Pence needs something to make him standout besides what many consider an intense negative that’s attached itself to him through history and circumstance. Mike won’t be able to do it through personality and witty one-liners, unless he seeks to completely change his persona. It won’t be easy, and the second debate, which he’ll need to qualify for, is only a month away (on September 27 at the Reagan Library in Simi Valley, California).
Needless to say, the “must win” quality of the program will motivate the less-popular candidates – Nikki Haley, Sen. Tim Scott, Vivek Ramaswamy and North Dakota Gov. Doug Burgum (again, who?) -- to swing a little harder for the fences. By all appearances, Haley still doesn’t have a real issue platform to stand behind other than Trump and Biden are too old – and that she’s this year’s Republican woman candidate who is vying to recapture the old GOP establishment mushy moderate suburban vote.

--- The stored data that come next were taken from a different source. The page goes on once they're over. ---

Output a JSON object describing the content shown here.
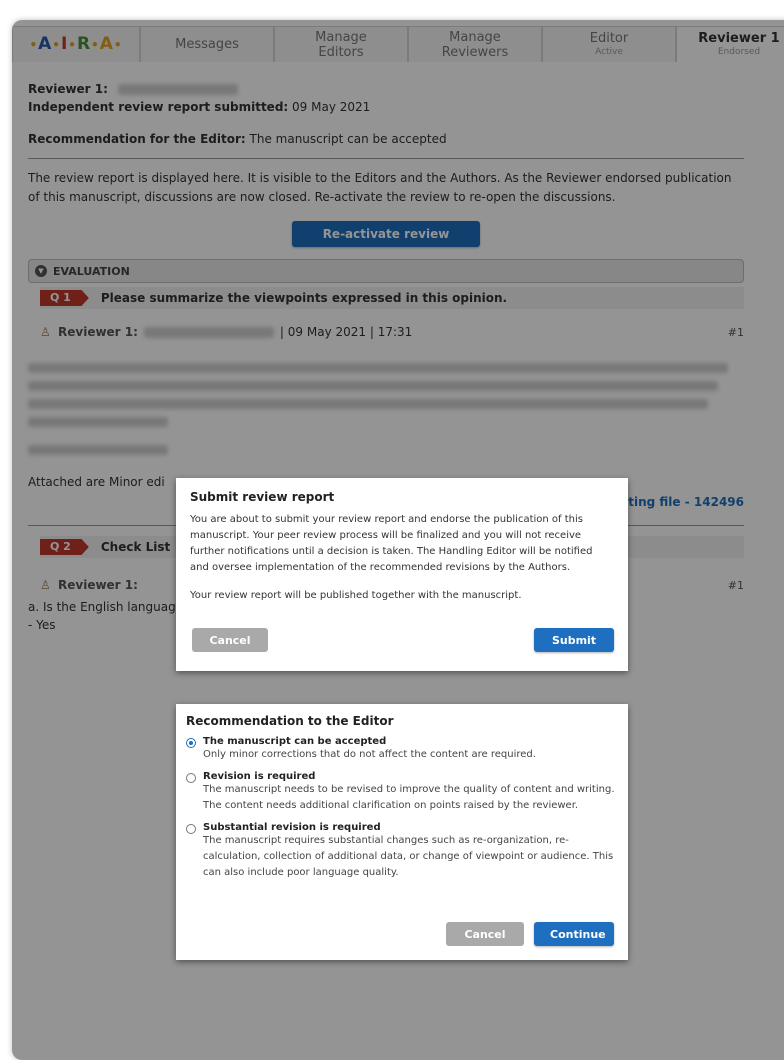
{
  "tabs": {
    "logo": "A R A",
    "messages": "Messages",
    "manage_editors_l1": "Manage",
    "manage_editors_l2": "Editors",
    "manage_reviewers_l1": "Manage",
    "manage_reviewers_l2": "Reviewers",
    "editor_label": "Editor",
    "editor_status": "Active",
    "reviewer_label": "Reviewer 1",
    "reviewer_status": "Endorsed"
  },
  "report": {
    "reviewer_label": "Reviewer 1:",
    "submitted_label": "Independent review report submitted:",
    "submitted_date": "09 May 2021",
    "recommendation_label": "Recommendation for the Editor:",
    "recommendation_value": "The manuscript can be accepted",
    "notice": "The review report is displayed here. It is visible to the Editors and the Authors. As the Reviewer endorsed publication of this manuscript, discussions are now closed. Re-activate the review to re-open the discussions.",
    "reactivate_button": "Re-activate review"
  },
  "evaluation": {
    "section_label": "EVALUATION",
    "q1_tag": "Q 1",
    "q1_text": "Please summarize the viewpoints expressed in this opinion.",
    "q1_reviewer": "Reviewer 1:",
    "q1_meta": "| 09 May 2021 | 17:31",
    "q1_hash": "#1",
    "attached_text": "Attached are Minor edi",
    "file_text": "ting file - 142496",
    "q2_tag": "Q 2",
    "q2_text": "Check List",
    "q2_reviewer": "Reviewer 1:",
    "q2_hash": "#1",
    "q2_question": "a. Is the English language of sufficient quality?",
    "q2_answer": "- Yes"
  },
  "submit_modal": {
    "title": "Submit review report",
    "body": "You are about to submit your review report and endorse the publication of this manuscript. Your peer review process will be finalized and you will not receive further notifications until a decision is taken. The Handling Editor will be notified and oversee implementation of the recommended revisions by the Authors.",
    "note": "Your review report will be published together with the manuscript.",
    "cancel": "Cancel",
    "submit": "Submit"
  },
  "recommendation_modal": {
    "title": "Recommendation to the Editor",
    "options": [
      {
        "title": "The manuscript can be accepted",
        "desc": "Only minor corrections that do not affect the content are required.",
        "checked": true
      },
      {
        "title": "Revision is required",
        "desc": "The manuscript needs to be revised to improve the quality of content and writing. The content needs additional clarification on points raised by the reviewer.",
        "checked": false
      },
      {
        "title": "Substantial revision is required",
        "desc": "The manuscript requires substantial changes such as re-organization, re-calculation, collection of additional data, or change of viewpoint or audience. This can also include poor language quality.",
        "checked": false
      }
    ],
    "cancel": "Cancel",
    "continue": "Continue"
  }
}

If Haley somehow ends up with the nomination, would the disaffected Trump supporters turn out for a “standard” Republican? No way. Haley will do everything she can to shout “I’m here, I’m female and I’d make a great V.P.!” without plastering the words to her forehead.
Tim Scott will position himself as the “consensus” candidate and hold up his life story as a blueprint for how to achieve the American dream. Burgum will tout the energy production success of his home state and hope to gain his moment by compelling the Fox hosts to stop asking everyone about Trump so they can talk about something else, like Vladmir Putin and China’s threat to Taiwan.
Here's guessing that many, many people will concentrate on Vivek Ramaswamy. As this year’s refreshing brand new outsider, the Ohioan should get his share of attention – one because he’s somewhat of a novelty (a young entrepreneur with echoes of a GOP version of Andrew Yang) and two, because Ramaswamy offers a convincing attack on the evils of the DC swamp and a new way of seeing things.
One trick pony (Clydesdale?) Chris Christie doesn’t see the debate as a “must win” simply because there’s absolutely nothing he could say that would win anything in terms of competitiveness to vie for the Republican nomination. Christie lives to appear at debates and will devote all his energy to qualifying for the next one, which shouldn’t be difficult given his strong polling in New Hampshire.
Probably the only candidate with absolutely no “must win” urgency is polling frontrunner Donald Trump, who is probably near or at the top of his voter support in the primary race. Trump wins by showing up – or not showing up – and pundits will go back and forth for a few weeks debating whether the event benefited or hurt Trump in the long run.
Trump’s “ratings” for his interview appearance (on X, formerly known as Twitter) with Tucker Carlson should be enormous and could even rival Fox News’s numbers, which no doubt was a goal of both Trump and Carlson.
One way or another, conservative viewers of Wednesday night’s debate will most likely be treated to a pretty good show. It usually takes two or three forums for candidates to really reach a comfort zone with directly confronting each other over perceived strengths and weaknesses. The establishment media will home in on the personal attacks, but what will the voters care about?